La vía principal de la urbanización El castaño ha sido afectada enormemente con rocas y sedimentos / FOTOS YORMAN PERNALETE

La vía principal de la urbanización El castaño ha sido afectada enormemente con rocas y sedimentos / FOTOS YORMAN PERNALETE

CIUDAD MCY.- El desbordamiento de la quebrada Palmarito ha estremecido a todo el estado Aragua y a las comunidades de Palmarito y El Castaño, con varias casas y cientos de familias afectadas. Vecinos se han mostrado afectados pero con la fe intacta en volver a reconstruir su comunidad.

Entre el miedo y la angustia, relatan los afectados que este acontecimiento tomó a más de uno por sorpresa en sus hogares o trabajos. Rangel Tircio trabajaba como vigilante en una de las casas ubicadas en la urbanización El Castaño, dónde comentó que se encontraba en un autobús en la zona cuando comenzó a bajar agua por la calle y sin dudarlo dos veces salió del autobús junto a los demás pasajeros y se resguardaron en un kiosco.

Entre lágrimas asegura que ha sido una de las experiencias más catastróficas de su vida, pues amigos cercanos murieron.  “Yo estoy dentro del autobús y cuando volteo a ver el agua bajando inmediatamente sabía lo que venía”, comentó Tircio, a la vez que relató que al autobús donde venía se lo llevó el río y que el agua le llegó a la altura de la cintura, sin embargo, agradece a Dios por permanecer vivo.

Las experiencias resultaron distintas entre las personas. Mientras a algunos los tomó por sorpresa, más arriba, en la urbanización Palmarito, el río se hacía presente fuertemente. Lauri Leal ha vivido casi diez años en la urbanización y comentó que se sintió como un temblor debido a las rocas, expresando que su casa no fue afectada de milagro, pero pudo ver de cerca como el agua arrasaba con las casas vecinas.

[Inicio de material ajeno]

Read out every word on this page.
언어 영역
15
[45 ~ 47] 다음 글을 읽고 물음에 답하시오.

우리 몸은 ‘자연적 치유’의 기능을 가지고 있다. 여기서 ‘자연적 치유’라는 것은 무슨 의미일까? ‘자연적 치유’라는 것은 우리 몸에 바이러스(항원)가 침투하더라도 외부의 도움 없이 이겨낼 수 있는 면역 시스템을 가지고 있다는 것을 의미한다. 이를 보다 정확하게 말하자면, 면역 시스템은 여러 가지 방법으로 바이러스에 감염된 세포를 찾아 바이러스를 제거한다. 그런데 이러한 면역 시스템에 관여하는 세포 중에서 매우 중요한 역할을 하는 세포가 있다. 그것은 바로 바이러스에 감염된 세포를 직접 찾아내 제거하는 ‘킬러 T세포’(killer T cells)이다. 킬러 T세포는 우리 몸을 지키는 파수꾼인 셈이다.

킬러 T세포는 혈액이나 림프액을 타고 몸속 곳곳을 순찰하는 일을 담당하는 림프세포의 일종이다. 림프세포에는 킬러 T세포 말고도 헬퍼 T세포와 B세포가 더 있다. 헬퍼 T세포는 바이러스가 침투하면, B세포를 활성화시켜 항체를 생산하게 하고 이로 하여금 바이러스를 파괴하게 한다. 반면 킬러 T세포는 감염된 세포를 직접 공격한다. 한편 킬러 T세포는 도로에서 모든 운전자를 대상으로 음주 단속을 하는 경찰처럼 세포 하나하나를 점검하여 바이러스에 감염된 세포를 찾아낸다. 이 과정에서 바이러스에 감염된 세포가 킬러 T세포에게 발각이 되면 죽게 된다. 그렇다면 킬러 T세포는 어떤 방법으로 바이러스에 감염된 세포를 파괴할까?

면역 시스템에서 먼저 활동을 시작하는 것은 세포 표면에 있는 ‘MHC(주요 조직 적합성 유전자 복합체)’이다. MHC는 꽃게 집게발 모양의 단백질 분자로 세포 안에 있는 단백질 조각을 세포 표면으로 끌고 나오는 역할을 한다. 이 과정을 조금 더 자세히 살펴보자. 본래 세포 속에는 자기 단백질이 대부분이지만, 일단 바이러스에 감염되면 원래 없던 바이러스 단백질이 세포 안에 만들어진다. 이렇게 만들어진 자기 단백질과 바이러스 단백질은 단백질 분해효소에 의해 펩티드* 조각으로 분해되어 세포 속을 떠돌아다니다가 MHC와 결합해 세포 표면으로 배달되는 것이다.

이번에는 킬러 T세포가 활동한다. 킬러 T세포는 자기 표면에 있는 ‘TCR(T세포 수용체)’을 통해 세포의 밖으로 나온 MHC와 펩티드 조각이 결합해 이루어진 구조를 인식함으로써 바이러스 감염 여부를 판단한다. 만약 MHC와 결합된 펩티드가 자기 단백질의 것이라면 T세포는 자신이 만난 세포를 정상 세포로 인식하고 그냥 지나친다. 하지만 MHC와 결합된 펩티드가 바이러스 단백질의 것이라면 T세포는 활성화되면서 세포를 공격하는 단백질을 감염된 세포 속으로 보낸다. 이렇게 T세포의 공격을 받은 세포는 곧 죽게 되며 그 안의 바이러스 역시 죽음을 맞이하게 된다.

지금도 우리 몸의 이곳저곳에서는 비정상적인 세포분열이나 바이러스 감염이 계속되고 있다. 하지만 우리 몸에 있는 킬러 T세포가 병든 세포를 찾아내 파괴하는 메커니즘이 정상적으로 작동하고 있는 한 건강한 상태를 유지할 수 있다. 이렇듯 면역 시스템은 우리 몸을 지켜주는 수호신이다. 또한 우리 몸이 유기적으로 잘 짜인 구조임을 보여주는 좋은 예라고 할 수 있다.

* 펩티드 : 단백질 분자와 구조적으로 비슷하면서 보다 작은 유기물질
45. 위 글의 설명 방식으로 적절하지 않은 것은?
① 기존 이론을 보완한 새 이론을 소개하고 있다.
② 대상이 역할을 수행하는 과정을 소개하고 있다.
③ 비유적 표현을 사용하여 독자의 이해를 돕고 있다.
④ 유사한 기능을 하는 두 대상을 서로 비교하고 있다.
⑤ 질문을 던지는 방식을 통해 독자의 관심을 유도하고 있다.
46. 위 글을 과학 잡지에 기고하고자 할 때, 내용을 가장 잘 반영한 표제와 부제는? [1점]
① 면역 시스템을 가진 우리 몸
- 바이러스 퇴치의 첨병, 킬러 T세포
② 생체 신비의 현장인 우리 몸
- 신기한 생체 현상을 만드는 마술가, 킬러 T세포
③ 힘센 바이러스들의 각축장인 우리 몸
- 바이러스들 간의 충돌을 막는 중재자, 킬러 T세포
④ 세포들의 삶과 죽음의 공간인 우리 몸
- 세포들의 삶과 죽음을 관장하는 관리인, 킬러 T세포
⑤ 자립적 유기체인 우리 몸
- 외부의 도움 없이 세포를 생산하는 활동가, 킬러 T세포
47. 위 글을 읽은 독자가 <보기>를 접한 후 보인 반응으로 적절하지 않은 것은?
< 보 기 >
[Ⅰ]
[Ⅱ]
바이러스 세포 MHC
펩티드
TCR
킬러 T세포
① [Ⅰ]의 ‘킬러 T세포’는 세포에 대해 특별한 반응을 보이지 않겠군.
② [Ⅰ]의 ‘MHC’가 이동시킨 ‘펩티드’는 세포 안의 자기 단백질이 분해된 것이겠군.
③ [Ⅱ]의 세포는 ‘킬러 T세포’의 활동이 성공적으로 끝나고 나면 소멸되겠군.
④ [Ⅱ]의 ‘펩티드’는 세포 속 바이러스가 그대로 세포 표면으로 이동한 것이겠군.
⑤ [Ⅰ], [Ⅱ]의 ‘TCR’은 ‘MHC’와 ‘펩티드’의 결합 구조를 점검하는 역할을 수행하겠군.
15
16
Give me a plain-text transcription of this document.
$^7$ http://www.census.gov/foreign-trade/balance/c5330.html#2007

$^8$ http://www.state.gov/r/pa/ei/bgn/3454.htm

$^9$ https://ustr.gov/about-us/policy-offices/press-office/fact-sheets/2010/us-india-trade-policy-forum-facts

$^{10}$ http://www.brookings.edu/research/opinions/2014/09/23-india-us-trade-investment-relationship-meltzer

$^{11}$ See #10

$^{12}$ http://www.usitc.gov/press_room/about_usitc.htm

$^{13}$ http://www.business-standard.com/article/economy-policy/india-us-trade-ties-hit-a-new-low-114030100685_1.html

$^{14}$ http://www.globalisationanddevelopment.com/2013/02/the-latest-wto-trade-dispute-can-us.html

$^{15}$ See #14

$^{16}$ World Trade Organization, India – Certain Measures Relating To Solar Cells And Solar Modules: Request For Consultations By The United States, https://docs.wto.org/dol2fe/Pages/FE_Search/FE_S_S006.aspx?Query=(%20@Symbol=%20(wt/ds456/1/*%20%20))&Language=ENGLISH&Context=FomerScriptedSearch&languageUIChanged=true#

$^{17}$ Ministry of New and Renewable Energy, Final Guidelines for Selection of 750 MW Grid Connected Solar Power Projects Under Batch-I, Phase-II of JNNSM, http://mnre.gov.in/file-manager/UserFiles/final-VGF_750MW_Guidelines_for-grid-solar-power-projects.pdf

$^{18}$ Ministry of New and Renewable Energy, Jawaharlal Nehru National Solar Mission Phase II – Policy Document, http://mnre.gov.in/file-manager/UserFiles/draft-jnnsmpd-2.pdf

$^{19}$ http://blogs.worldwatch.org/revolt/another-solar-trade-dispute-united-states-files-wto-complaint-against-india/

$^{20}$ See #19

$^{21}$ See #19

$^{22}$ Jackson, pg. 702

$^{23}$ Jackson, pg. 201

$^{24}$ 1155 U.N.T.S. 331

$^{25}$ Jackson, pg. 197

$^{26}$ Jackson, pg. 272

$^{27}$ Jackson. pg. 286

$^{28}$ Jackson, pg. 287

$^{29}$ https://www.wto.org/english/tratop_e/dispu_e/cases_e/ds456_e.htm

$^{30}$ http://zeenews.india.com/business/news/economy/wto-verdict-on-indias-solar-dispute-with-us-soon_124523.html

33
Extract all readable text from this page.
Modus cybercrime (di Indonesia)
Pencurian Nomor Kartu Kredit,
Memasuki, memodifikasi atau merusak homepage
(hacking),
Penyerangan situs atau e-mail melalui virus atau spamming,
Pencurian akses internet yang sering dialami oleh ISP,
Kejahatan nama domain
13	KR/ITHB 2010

Rangel Tircio, habitante de una comunidad cercana

Rangel Tircio, habitante de una comunidad cercana

“Nunca había visto llover de la manera que llovió ese día, empezó como a las 12 pm con truenos y relámpagos”, relató Leal, quien a su vez comentó que su casa sirvió como alojamiento a los vecinos a quienes se les metió el agua en sus casas.

Itzer Gonzales vive cerca del río que se desbordó y aseguró que nunca se imaginó que el desbordamiento pasara, sobre todo porque no era un río que tuviese más de dos metros de profundidad ni que fuese muy movido. Una de las cosas que frenó de cierta manera que impactara fuertemente por su casa fue un portón, el cual, según palabras de Gonzales, frenó y desvió la intensidad.

“Fue sorprendente, la lluvia venía con truenos que se veían en la montaña, comenzó un  fuerte temblor, eran los árboles y las rocas que venían, el temblor duró unos 45 minutos”, comentó Gonzales. Él y su familia se mantienen en su casa debido a los ancianos de 102 años y 98 años que viven allí quienes no pueden ser evacuados por la fragilidad de los mismos.

Las distintas familias han agradecido el apoyo de los Gobiernos nacional, y regional, de los voluntarios, Protección Civil, cuerpos de bomberos, entre otros, por mantenerse al tanto y colaborando en el cuidado de la salud de éstos a través de la donación de comidas y agua.